When not to reach for it:

  • Production deployments where the change needs review or CI verification before going live — deploy via your normal CI/CD pipeline, not this skill
  • Apps that depend on env vars, secrets, or backend infrastructure that aren’t already configured on Vercel — the skill deploys the project as-is; missing secrets surface as runtime errors
  • Codebases on a different host (Cloudflare Pages, Netlify, Render) — the skill is Vercel-specific by design

Install

From the Vercel Labs agent-skills repo. The skill orchestrates Vercel’s CLI, so a working vercel CLI install + auth (vercel login) is required. For the linked-with-git-remote path, the project also needs to be linked (vercel link) and have a git remote pointing somewhere Vercel has a deploy integration with (typically GitHub).

What a session looks like

A typical session has three phases:

  1. State gather. The agent runs the four detection commands. Output dictates the next branch.
  2. Method pick. Based on state: git push (linked + remote), vercel deploy (linked, no remote), or vercel link first (not linked). Multi-team users get one prompt to pick the team.
  3. Deploy. Preview URL surfaces within the response. For git-push paths, the URL comes from vercel ls --format json after a brief sleep 5. For direct-CLI paths, the URL comes back immediately via --no-wait.

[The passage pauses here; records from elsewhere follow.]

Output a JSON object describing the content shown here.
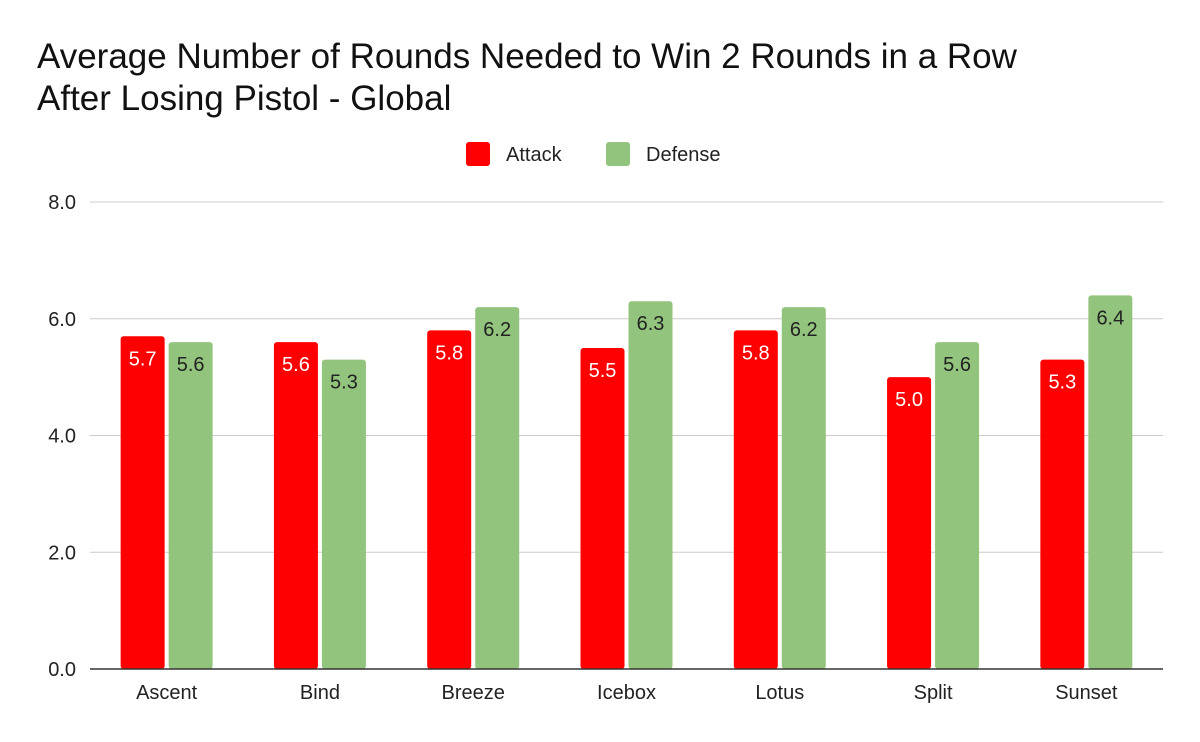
{
  "chart_data": {
    "type": "bar",
    "title_lines": [
      "Average Number of Rounds Needed to Win 2 Rounds in a Row",
      "After Losing Pistol - Global"
    ],
    "categories": [
      "Ascent",
      "Bind",
      "Breeze",
      "Icebox",
      "Lotus",
      "Split",
      "Sunset"
    ],
    "series": [
      {
        "name": "Attack",
        "color": "#ff0000",
        "label_color": "#ffffff",
        "values": [
          5.7,
          5.6,
          5.8,
          5.5,
          5.8,
          5.0,
          5.3
        ],
        "value_labels": [
          "5.7",
          "5.6",
          "5.8",
          "5.5",
          "5.8",
          "5.0",
          "5.3"
        ]
      },
      {
        "name": "Defense",
        "color": "#93c47d",
        "label_color": "#222222",
        "values": [
          5.6,
          5.3,
          6.2,
          6.3,
          6.2,
          5.6,
          6.4
        ],
        "value_labels": [
          "5.6",
          "5.3",
          "6.2",
          "6.3",
          "6.2",
          "5.6",
          "6.4"
        ]
      }
    ],
    "ylim": [
      0,
      8
    ],
    "yticks": [
      0,
      2,
      4,
      6,
      8
    ],
    "ytick_labels": [
      "0.0",
      "2.0",
      "4.0",
      "6.0",
      "8.0"
    ],
    "grid": true,
    "legend_position": "top-center"
  }
}
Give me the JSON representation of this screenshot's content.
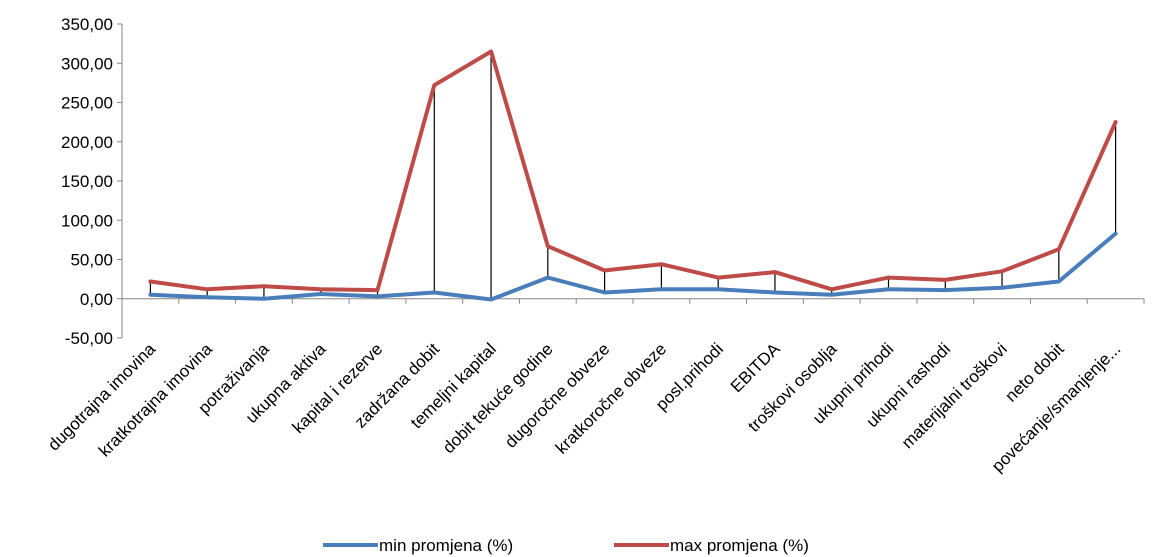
{
  "chart_data": {
    "type": "line",
    "categories": [
      "dugotrajna imovina",
      "kratkotrajna imovina",
      "potraživanja",
      "ukupna aktiva",
      "kapital i rezerve",
      "zadržana dobit",
      "temeljni kapital",
      "dobit tekuće godine",
      "dugoročne obveze",
      "kratkoročne obveze",
      "posl.prihodi",
      "EBITDA",
      "troškovi osoblja",
      "ukupni prihodi",
      "ukupni rashodi",
      "materijalni troškovi",
      "neto dobit",
      "povećanje/smanjenje..."
    ],
    "series": [
      {
        "name": "min promjena (%)",
        "color": "#4a7ebb",
        "values": [
          5,
          2,
          0,
          6,
          3,
          8,
          -1,
          27,
          8,
          12,
          12,
          8,
          5,
          12,
          11,
          14,
          22,
          83
        ]
      },
      {
        "name": "max promjena (%)",
        "color": "#be4b48",
        "values": [
          22,
          12,
          16,
          12,
          11,
          272,
          315,
          67,
          36,
          44,
          27,
          34,
          12,
          27,
          24,
          35,
          63,
          225
        ]
      }
    ],
    "ylim": [
      -50,
      350
    ],
    "yticks": [
      -50,
      0,
      50,
      100,
      150,
      200,
      250,
      300,
      350
    ],
    "ytick_labels": [
      "-50,00",
      "0,00",
      "50,00",
      "100,00",
      "150,00",
      "200,00",
      "250,00",
      "300,00",
      "350,00"
    ],
    "drop_lines": true,
    "legend_position": "bottom",
    "grid": false,
    "title": "",
    "xlabel": "",
    "ylabel": ""
  }
}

The discipline that makes it work: the state check is upfront and exhaustive, so the deploy method is never guessed. The preview-by-default rule guards against accidental production pushes — even on a main branch, the skill stays in preview unless the user explicitly elevates.

Receipts

Where it works well:

  • Quick demo handoffs: a working preview URL in under 90 seconds for any framework Vercel auto-detects (Next.js, Remix, Astro, SvelteKit, etc.)
  • Onboarding fresh projects: the vercel link → deploy chain is one skill activation instead of a manual CLI tutorial
  • Multi-team accounts: the team selection prompt is consistent and uses --scope correctly across deploy / link / inspect

Where it backfires:

  • Apps with env vars or secrets that aren’t already configured on Vercel deploy as broken — the skill doesn’t carry secrets over and doesn’t error-out gracefully; missing env vars surface as runtime errors
  • The preview-by-default rule is a feature, not a bug, but a user expecting “deploy = production” needs to know to add --prod (or say “deploy to production”)
  • The earlier “claimable ownership” flow that this skill used to be famous for (anonymous deploy URL → transfer to a Vercel account later) is no longer the primary path in v3.0.0 — that workflow has been deprioritised in favour of the link-first / git-push pattern

Pattern that works: if the goal is preview / demo / handoff (most common case), let the skill route through git push when the project is linked and you have a remote — that’s the cleanest path and matches the long-term setup Vercel’s own docs recommend.

Source and attribution

From the Vercel Labs agent-skills repository. Maintained by Vercel Labs. Current upstream version: v3.0.0.

License: MIT.

For the canonical SKILL.md, the full step-by-step deploy table, and any updates, defer to the source repo.